I spoke to Aunt this afternoon. She sounded well, cheerful, very together. We talked about the weather, the gradually lengthening days, hyacinth bulbs, the promise of spring. We wished each other a happy new year.
We didn’t talk about the fall she had a couple of days ago and the bruise on her head. We didn’t talk about the phone calls she made to my mobile and my landline from half past four this morning until the noise of the ringing phone finally woke me up to listen to a series of scared and disorientated messages. I’m glad I heard the messages before she called me again, as disturbing though they were, they gave me some insight into what was going on in her mind.
I know she knows about the fall, because she talked about it with Linda this morning. I am less convinced she remembers the ‘phone calls and her fear that she ‘had spoiled everything’, that she had lost me and could not find me, however much she searched.
I wonder if her belief that I had been with her and then had unaccountably disappeared was triggered by yesterday’s conversation when I said I should be visiting just as soon as I get three days off together. So today I said nothing about looking at the possibility of coming up by coach one evening and going home the next.

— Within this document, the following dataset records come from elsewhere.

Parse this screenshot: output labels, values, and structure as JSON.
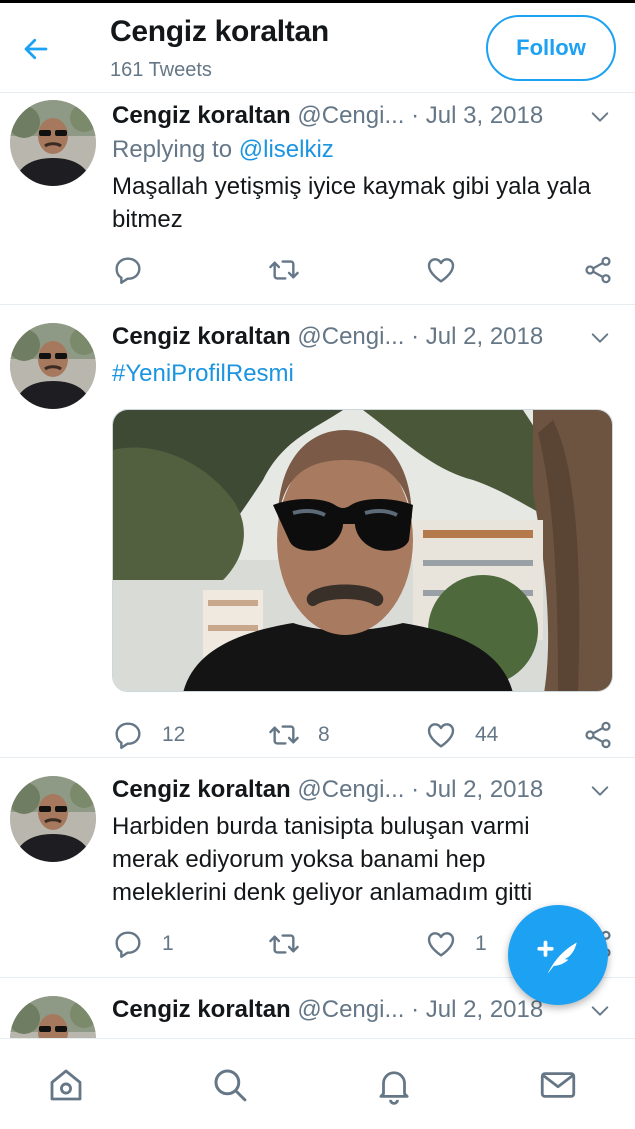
{
  "header": {
    "title": "Cengiz koraltan",
    "subtitle": "161 Tweets",
    "follow_label": "Follow"
  },
  "colors": {
    "accent": "#1da1f2",
    "link": "#1b95e0",
    "muted": "#657786",
    "text": "#14171a",
    "divider": "#e6ecf0"
  },
  "tweets": [
    {
      "name": "Cengiz koraltan",
      "handle": "@Cengi...",
      "dot": "·",
      "date": "Jul 3, 2018",
      "reply_prefix": "Replying to ",
      "reply_to": "@liselkiz",
      "text": "Maşallah yetişmiş iyice kaymak gibi yala yala bitmez",
      "replies": "",
      "retweets": "",
      "likes": ""
    },
    {
      "name": "Cengiz koraltan",
      "handle": "@Cengi...",
      "dot": "·",
      "date": "Jul 2, 2018",
      "hashtag": "#YeniProfilResmi",
      "replies": "12",
      "retweets": "8",
      "likes": "44"
    },
    {
      "name": "Cengiz koraltan",
      "handle": "@Cengi...",
      "dot": "·",
      "date": "Jul 2, 2018",
      "text": "Harbiden burda tanisipta buluşan varmi merak ediyorum yoksa banami hep meleklerini denk geliyor anlamadım  gitti",
      "replies": "1",
      "retweets": "",
      "likes": "1"
    },
    {
      "name": "Cengiz koraltan",
      "handle": "@Cengi...",
      "dot": "·",
      "date": "Jul 2, 2018"
    }
  ],
  "icons": {
    "back": "arrow-left-icon",
    "caret": "chevron-down-icon",
    "reply": "reply-icon",
    "retweet": "retweet-icon",
    "like": "heart-icon",
    "share": "share-icon",
    "compose": "compose-tweet-icon",
    "home": "home-icon",
    "search": "search-icon",
    "notifications": "bell-icon",
    "messages": "mail-icon"
  }
}
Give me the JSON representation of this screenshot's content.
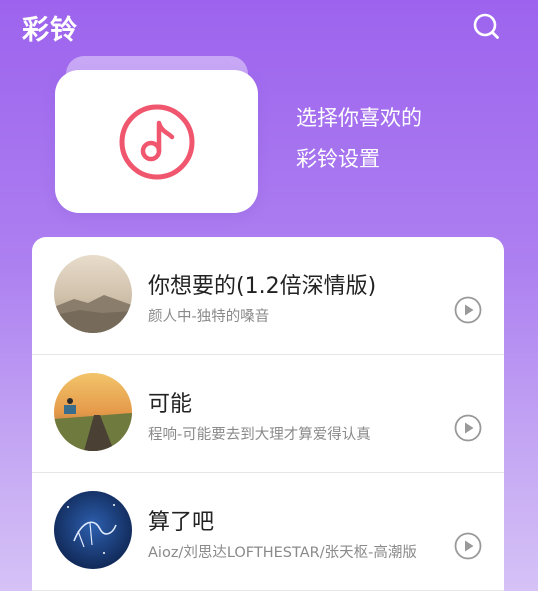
{
  "header": {
    "title": "彩铃",
    "search_icon": "search-icon"
  },
  "hero": {
    "line1": "选择你喜欢的",
    "line2": "彩铃设置",
    "icon": "music-note-icon",
    "icon_color": "#f0566e"
  },
  "colors": {
    "bg_top": "#9d63ee",
    "bg_bottom": "#d6c2f6"
  },
  "songs": [
    {
      "title": "你想要的(1.2倍深情版)",
      "subtitle": "颜人中-独特的嗓音",
      "play_icon": "play-icon"
    },
    {
      "title": "可能",
      "subtitle": "程响-可能要去到大理才算爱得认真",
      "play_icon": "play-icon"
    },
    {
      "title": "算了吧",
      "subtitle": "Aioz/刘思达LOFTHESTAR/张天枢-高潮版",
      "play_icon": "play-icon"
    }
  ]
}
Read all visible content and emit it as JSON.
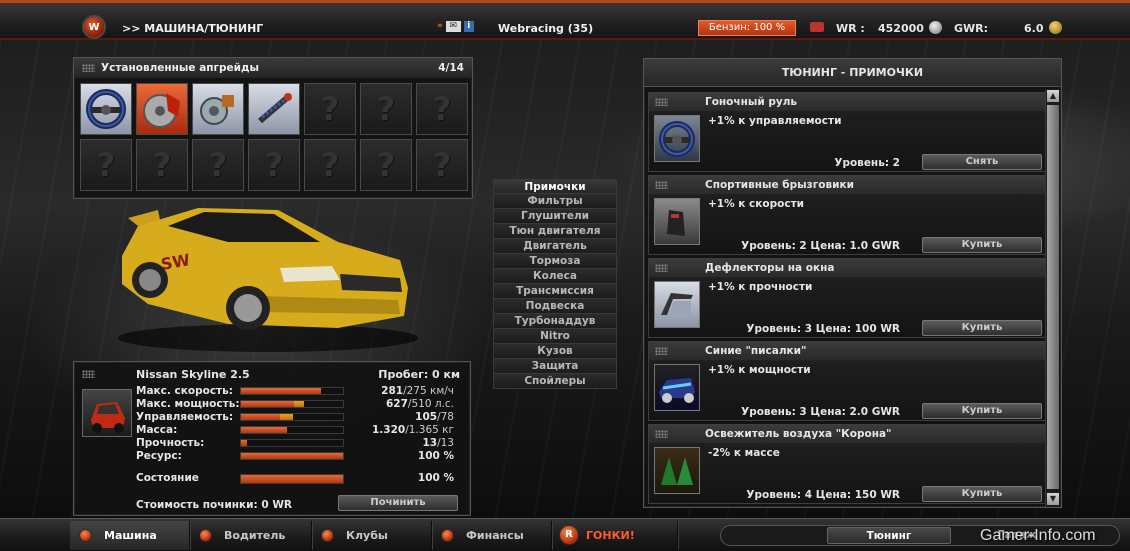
{
  "topbar": {
    "logo_letter": "W",
    "title": ">> МАШИНА/ТЮНИНГ",
    "icons": [
      "forward-arrows-icon",
      "mail-icon",
      "info-icon"
    ],
    "user": "Webracing (35)",
    "fuel": "Бензин: 100 %",
    "wr_label": "WR :",
    "wr_value": "452000",
    "gwr_label": "GWR:",
    "gwr_value": "6.0"
  },
  "upgrades": {
    "title": "Установленные апгрейды",
    "count": "4/14",
    "installed_icons": [
      "steering-wheel-icon",
      "brake-disc-icon",
      "turbo-icon",
      "suspension-icon"
    ],
    "empty_symbol": "?"
  },
  "categories": [
    {
      "label": "Примочки",
      "active": true
    },
    {
      "label": "Фильтры",
      "active": false
    },
    {
      "label": "Глушители",
      "active": false
    },
    {
      "label": "Тюн двигателя",
      "active": false
    },
    {
      "label": "Двигатель",
      "active": false
    },
    {
      "label": "Тормоза",
      "active": false
    },
    {
      "label": "Колеса",
      "active": false
    },
    {
      "label": "Трансмиссия",
      "active": false
    },
    {
      "label": "Подвеска",
      "active": false
    },
    {
      "label": "Турбонаддув",
      "active": false
    },
    {
      "label": "Nitro",
      "active": false
    },
    {
      "label": "Кузов",
      "active": false
    },
    {
      "label": "Защита",
      "active": false
    },
    {
      "label": "Спойлеры",
      "active": false
    }
  ],
  "car": {
    "name": "Nissan Skyline 2.5",
    "mileage": "Пробег: 0 км",
    "stats": [
      {
        "label": "Макс. скорость:",
        "value": "281",
        "max": "/275 км/ч",
        "fill": 0.78,
        "extra": 0
      },
      {
        "label": "Макс. мощность:",
        "value": "627",
        "max": "/510 л.с.",
        "fill": 0.52,
        "extra": 0.1
      },
      {
        "label": "Управляемость:",
        "value": "105",
        "max": "/78",
        "fill": 0.38,
        "extra": 0.13
      },
      {
        "label": "Масса:",
        "value": "1.320",
        "max": "/1.365 кг",
        "fill": 0.45,
        "extra": 0
      },
      {
        "label": "Прочность:",
        "value": "13",
        "max": "/13",
        "fill": 0.06,
        "extra": 0
      },
      {
        "label": "Ресурс:",
        "value": "100 %",
        "max": "",
        "fill": 1.0,
        "extra": 0
      },
      {
        "label": "Состояние",
        "value": "100 %",
        "max": "",
        "fill": 1.0,
        "extra": 0
      }
    ],
    "repair_cost": "Стоимость починки: 0 WR",
    "repair_button": "Починить"
  },
  "tuning": {
    "title": "ТЮНИНГ - ПРИМОЧКИ",
    "items": [
      {
        "name": "Гоночный руль",
        "effect": "+1% к управляемости",
        "level": "Уровень: 2",
        "action": "Снять",
        "icon": "steering-wheel-icon"
      },
      {
        "name": "Спортивные брызговики",
        "effect": "+1% к скорости",
        "level": "Уровень: 2 Цена: 1.0 GWR",
        "action": "Купить",
        "icon": "mudflap-icon"
      },
      {
        "name": "Дефлекторы на окна",
        "effect": "+1% к прочности",
        "level": "Уровень: 3 Цена: 100 WR",
        "action": "Купить",
        "icon": "window-deflector-icon"
      },
      {
        "name": "Синие \"писалки\"",
        "effect": "+1% к мощности",
        "level": "Уровень: 3 Цена: 2.0 GWR",
        "action": "Купить",
        "icon": "blue-lights-icon"
      },
      {
        "name": "Освежитель воздуха \"Корона\"",
        "effect": "-2% к массе",
        "level": "Уровень: 4 Цена: 150 WR",
        "action": "Купить",
        "icon": "air-freshener-icon"
      }
    ]
  },
  "nav": {
    "tabs": [
      {
        "label": "Машина",
        "active": true
      },
      {
        "label": "Водитель",
        "active": false
      },
      {
        "label": "Клубы",
        "active": false
      },
      {
        "label": "Финансы",
        "active": false
      },
      {
        "label": "ГОНКИ!",
        "active": false
      }
    ],
    "race_letter": "R",
    "subtabs": [
      {
        "label": "Тюнинг",
        "active": true
      },
      {
        "label": "Гараж",
        "active": false
      }
    ]
  },
  "watermark": "Gamer-Info.com",
  "colors": {
    "accent": "#e25a2a",
    "bar": "#c8461a",
    "bar_extra": "#f2a020"
  }
}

Linda and I talked for a long time tonight. Aunt called Linda when she fell and Linda, still in her pyjamas, raced to be by her side, to dial 111 and get paramedics out to see her, staying with her from midnight until four in the morning. Aunt doesn’t want me, or anyone to know she fell, but the bruise on her head is apparently very obvious, so I will notice. She told Linda it was to be their secret. This makes me very uncomfortable. I am glad Linda tells me, because these ‘secrets’ help no one, and I could almost be cross with Aunt for leaning on Linda in this way. It’s not fair.
Aunt is still refusing carers. She tells the community nurses she’ll think about it, then as soon as they have left, she says no. Linda is visiting her and spending hours and hours with her. It can’t go on. Linda is already stressed, and torn by her deire to respect Aunt’s wishes to keep her independence and her fears of what could happen to her. And now even Linda is saying carers are needed. She suspects Aunt is sleeping in her clothes, too tired, too weak to face changing into pyjamas at night and to dress herself again in the morning.
Aunt’s stubborn determination to do things her own way has probably brought her this far, but now it’s undermining her wish to stay in her own home. She told me yesterday, when I tentatively suggested trying carers for a couple of weeks to see how it was, that she is too tired now to have strangers in her home, too tired to explain to them how she wants things done. I can see her point. I should hate it too.
But without carers she may be forced to do that thing which she dreads so much, to leave her home and spend her last days somewhere else.
Little wonder then that both Linda and I have concluded that we hope her death is soon; that she can keep the control she has fought for so hard, so doggedly; that one day in the coming weeks she will simply lean back in her chair, close her eyes and breathe a quiet and peaceful last breath.